Além de existir a perspetiva de estreitamento no diferencial de taxas de juro entre o Japão e os Estados Unidos, a política monetária mais agressiva do Banco do Japão e menos restritiva da Fed está a provocar uma valorização expressiva do iene face ao dólar, o que coloca em causa o retorno do “carry trade”.
Depois de um primeiro semestre muito forte nas bolsas globais, as ações recuaram fortemente nas últimas semanas, penalizando o retorno dos investimentos efetuados no “carry trade”. Foi a valorização acentuada do iene e queda abrupta das ações que deu origem a momentos de pânico na sessão de segunda-feira.
Perante esta “tempestade perfeita”, os investidores estão a optar por anularem estas posições de “carry trade”, o que implica vender os ativos e converter a carteira para ienes para liquidar o empréstimo. O que acaba por exacerbar ainda mais a desvalorização das ações e outros ativos, ao mesmo tempo que dá força ao iene face ao dólar. Como o “carry trade” com recurso ao dólar e iene atingiu proporções muito elevadas nos mercados, esta inversão de estratégia tem potencial para causar um “efeito dominó”.
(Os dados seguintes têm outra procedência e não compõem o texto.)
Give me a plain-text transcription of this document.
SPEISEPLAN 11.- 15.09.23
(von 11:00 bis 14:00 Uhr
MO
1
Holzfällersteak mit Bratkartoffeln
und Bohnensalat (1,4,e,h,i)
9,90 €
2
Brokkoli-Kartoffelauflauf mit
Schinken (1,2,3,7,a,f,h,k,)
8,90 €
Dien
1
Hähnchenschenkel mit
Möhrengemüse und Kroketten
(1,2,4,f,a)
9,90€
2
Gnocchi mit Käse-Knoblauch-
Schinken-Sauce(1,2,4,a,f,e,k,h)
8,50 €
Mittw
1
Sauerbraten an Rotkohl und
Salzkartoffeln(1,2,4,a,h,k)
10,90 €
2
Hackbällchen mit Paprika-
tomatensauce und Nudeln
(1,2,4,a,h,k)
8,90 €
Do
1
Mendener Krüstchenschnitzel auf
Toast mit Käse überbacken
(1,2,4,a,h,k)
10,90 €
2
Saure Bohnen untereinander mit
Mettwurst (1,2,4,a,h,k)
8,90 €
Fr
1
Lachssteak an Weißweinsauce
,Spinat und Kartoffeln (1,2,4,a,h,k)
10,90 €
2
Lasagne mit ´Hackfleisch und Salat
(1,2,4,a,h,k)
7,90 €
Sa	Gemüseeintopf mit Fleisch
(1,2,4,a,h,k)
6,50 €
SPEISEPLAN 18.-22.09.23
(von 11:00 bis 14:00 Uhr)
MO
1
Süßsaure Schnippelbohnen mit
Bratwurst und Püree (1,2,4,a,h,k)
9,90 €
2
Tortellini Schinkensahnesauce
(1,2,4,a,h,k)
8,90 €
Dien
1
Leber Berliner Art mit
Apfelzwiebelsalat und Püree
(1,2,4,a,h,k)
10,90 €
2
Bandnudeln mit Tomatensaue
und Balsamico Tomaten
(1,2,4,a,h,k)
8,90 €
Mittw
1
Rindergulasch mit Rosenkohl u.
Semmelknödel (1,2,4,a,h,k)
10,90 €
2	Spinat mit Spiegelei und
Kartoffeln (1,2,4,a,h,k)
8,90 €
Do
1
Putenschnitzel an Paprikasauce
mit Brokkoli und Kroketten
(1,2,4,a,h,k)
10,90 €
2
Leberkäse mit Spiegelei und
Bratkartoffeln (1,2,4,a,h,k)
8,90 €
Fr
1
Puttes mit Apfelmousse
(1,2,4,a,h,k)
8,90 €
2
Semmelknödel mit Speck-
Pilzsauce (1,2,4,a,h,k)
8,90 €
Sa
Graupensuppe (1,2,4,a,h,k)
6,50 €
Muitos investidores estão a optar por desfazer o “carry trade” e muitos outros estão a ser forçados a fazê-lo. Isto porque a operação está a gerar prejuízos com uma dimensão que leva os bancos que concederam o empréstimo a pedirem aos investidores um reforço de margem. Ou os investidores depositam dinheiro na conta, ou são obrigados à venda forçada dos ativos.
Além desta ”bomba-relógio” relacionada com o “carry trade”, o aumento de juros do Banco do Japão tem o potencial para um repatriamento de capitais massivo para o país, que tem uma das poupanças mais elevadas do mundo. Durante os largos anos em que a economia nipónica foi penalizada pela deflação, os japoneses colocaram as suas poupanças no exterior, à procura de retornos mais altos e procurando proteção face à perda de valor do iene.
A subida de juros vai colocar as aplicações de baixo risco no Japão em níveis mais apetecíveis, o que pode incentivar o regresso em massa de capitais ao país. A yield (rendibilidade) das obrigações japonesas a 10 anos está em redor de 1%, ainda longe da taxa dos títulos de referência dos EUA (3,8%), mas a diferença está a encurtar. Tendo em conta que o Japão já superou a China como o país que detém o maior volume de títulos de dívida norte-americana, fica bem evidente o perigo de os japoneses venderem em massa os ativos que têm fora do país.
Embora existam muitos fatores que influenciam as bolsas e vários dos fundamentais que suportam a alta das ações permaneçam robustos, as decisões de política monetária da Fed e do Banco do Japão vão ser determinantes para o rumo dos mercados. Apesar de uma parte substancial dos “carry trades” com o iene já terem sido desfeitos, os analistas acreditam que ainda persistem num nível muito elevado.
Embora a correção atual nas bolsas possa ser encarada como um movimento saudável e vista como oportunidade de compra por muitos investidores, a forma turbulenta como está a acontecer pode agravar o pessimismo e acelerar as vendas por impulso. Um cenário sempre perigoso para a estabilidade dos mercados financeiros, caso a volatilidade persiste em níveis elevados.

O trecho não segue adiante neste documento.